Pour A. Piontkovksi, si Moscou souhaite dérouler ce narratif, la Russie a besoin de prendre Kharkiv. Or, nombre d’experts militaires avec lui doutent de la réalisation de cet objectif : l’armée russe a échoué à prendre Kharkiv au début de la guerre, lorsqu’elle était en position de force, même en faisant venir des unités russes d’Abkhazie ou d’Ossétie du Sud, du Karabagh ou d’Afrique.
Si les Forces armées russes échouent dans le Donbass, il en résultera une sérieuse lutte au Kremlin pour déterminer les responsabilités d’un tel fiasco : le Chef des armées avait-il fixé des objectifs inatteignables ? Les généraux se sont-ils révélés incompétents ?

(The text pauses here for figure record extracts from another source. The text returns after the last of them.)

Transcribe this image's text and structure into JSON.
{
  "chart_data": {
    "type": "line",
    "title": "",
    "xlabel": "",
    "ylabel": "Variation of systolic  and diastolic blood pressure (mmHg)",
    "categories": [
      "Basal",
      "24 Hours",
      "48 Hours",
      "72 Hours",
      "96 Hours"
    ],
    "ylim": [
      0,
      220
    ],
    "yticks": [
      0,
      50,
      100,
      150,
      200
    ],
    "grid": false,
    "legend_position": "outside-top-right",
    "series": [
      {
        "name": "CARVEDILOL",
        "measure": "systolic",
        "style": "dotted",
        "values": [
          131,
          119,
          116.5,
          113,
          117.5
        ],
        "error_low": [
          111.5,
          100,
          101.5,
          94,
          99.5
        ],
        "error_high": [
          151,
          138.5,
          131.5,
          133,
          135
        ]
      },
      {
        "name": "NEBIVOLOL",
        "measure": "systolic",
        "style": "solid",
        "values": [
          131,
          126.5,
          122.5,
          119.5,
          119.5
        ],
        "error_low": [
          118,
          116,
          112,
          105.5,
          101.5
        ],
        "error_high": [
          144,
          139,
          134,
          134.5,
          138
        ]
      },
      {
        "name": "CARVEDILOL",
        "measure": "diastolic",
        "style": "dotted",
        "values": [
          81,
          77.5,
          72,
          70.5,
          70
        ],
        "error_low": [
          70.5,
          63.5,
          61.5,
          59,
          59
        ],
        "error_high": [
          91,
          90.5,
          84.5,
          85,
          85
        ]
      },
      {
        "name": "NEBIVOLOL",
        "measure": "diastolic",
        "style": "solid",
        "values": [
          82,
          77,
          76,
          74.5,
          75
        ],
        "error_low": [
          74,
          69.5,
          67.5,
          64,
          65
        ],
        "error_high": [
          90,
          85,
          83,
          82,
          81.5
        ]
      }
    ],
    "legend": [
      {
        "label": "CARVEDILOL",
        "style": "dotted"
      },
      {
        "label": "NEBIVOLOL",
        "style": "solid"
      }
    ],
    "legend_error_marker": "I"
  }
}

Les interrogations d’A. Piontkovski résultent également de la déclaration inattendue de Dmitri Peskov, le porte-parole du Kremlin, le 7 avril sur Sky News, lorsque ce proche de V. Poutine a reconnu que la Russie avait subi des pertes importantes, qu’il s’agissait d’une tragédie et que peut-être une trêve pourrait être conclue prochainement : et si, se demande le chercheur, les généraux avaient fini par expliquer à V. Poutine que Kharkov ne pourrait être prise ? Et si, se prend-il à rêver, Moscou finissait par demander une trêve ? Les « bêlements » pathétiques de D. Peskov et la terreur insensée des envahisseurs sont pour lui les deux faces d’une même médaille : la prise de conscience croissante au Kremlin de sa défaire militaire catastrophique.
La lutte entre « enragés » et « pragmatiques » (ces derniers ayant compris que la bataille de Kharkiv serait vaine et pourrait même conduire l’armée russe à sa propre perte) serait actuellement à son comble au Kremlin : les deux prochaines semaines vont être décisives, estime le politologue.